Sir

Steve Lawrence and C. Lee Giles stated in their Commentary that most of the popular search engines index only about 7–16 per cent of the World-Wide Web1. This is alarming, as many scientific web pages containing important data may never be discovered. As the web grows it is going to become increasingly difficult for general search engines to give comprehensive coverage. The answer to the problem could be the development of subject-specific search engines able to cover most of the contents within that subject.

Most currently available subject-specific lists and indexes are maintained by humans. Many of them are merely collections of web addresses and lack context-based relevance ranking and retrieval of results in multivariate combinations. What is needed are search engines that could traverse through pages at the last level in a subject-specific website. They would be able to do this as the numbers of such sites would be within manageable limits. Crawlers or robots traversing through such a subject-specific web subset could build up a comprehensive and complete bank of keywords. In turn, such keyword-mounted crawlers would efficiently and more frequently screen the last-level page of the site.
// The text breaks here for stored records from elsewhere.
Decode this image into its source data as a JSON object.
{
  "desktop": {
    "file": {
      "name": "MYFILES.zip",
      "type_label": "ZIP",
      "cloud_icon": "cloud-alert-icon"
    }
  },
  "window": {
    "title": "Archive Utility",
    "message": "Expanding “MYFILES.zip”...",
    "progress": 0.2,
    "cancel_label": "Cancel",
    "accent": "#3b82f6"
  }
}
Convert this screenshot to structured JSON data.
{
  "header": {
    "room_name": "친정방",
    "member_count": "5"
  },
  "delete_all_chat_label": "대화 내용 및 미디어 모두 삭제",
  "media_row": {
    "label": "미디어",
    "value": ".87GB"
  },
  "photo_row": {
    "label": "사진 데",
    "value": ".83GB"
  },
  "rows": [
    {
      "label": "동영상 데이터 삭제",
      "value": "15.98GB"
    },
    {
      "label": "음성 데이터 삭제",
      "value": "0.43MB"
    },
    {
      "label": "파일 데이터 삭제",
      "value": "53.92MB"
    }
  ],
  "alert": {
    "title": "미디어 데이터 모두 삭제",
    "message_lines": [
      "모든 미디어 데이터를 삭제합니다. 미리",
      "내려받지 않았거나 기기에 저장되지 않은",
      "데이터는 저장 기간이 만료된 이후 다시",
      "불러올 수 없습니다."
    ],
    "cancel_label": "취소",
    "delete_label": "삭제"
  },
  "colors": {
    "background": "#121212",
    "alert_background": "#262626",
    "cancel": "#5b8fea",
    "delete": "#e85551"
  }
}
Subject-specific search engines would be able to maintain the freshness of the hits, as the crawlers would check a manageable number of specific web pages more frequently than they would by moving through the entire web.

Mike Gardner2 has rightly suggested that we need science-oriented search engines with sets of scientific metadata, as metadata are the key to better searching. Together with that proposal, an approach similar to peer-reviewing of scientific publications could be applied for categorizing and evaluating web pages based on their content, quality and subject-specificity. It would be feasible to use algorithms and rule-based expert systems to check content-richness, subject-specificity and freshness-based context-relevance ranking for retrieved results.

Millions of dollars need to be invested in developing search engines. This investment could be cost-effective if it resulted in an almost zero noise-to-signal ratio and precise but comprehensive subject-relevant hits. The development work should be done in the academic sector, but the completed search engines would have commercial potential, and would generate more revenue than general search engines because of their subject-specificity.

Development of subject-specific search engines would satisfy the growing demand for the latest, precise, value-added, noise-free hits with a high level of subject relevance. Many such search engines together would be able to index most of the World-Wide Web.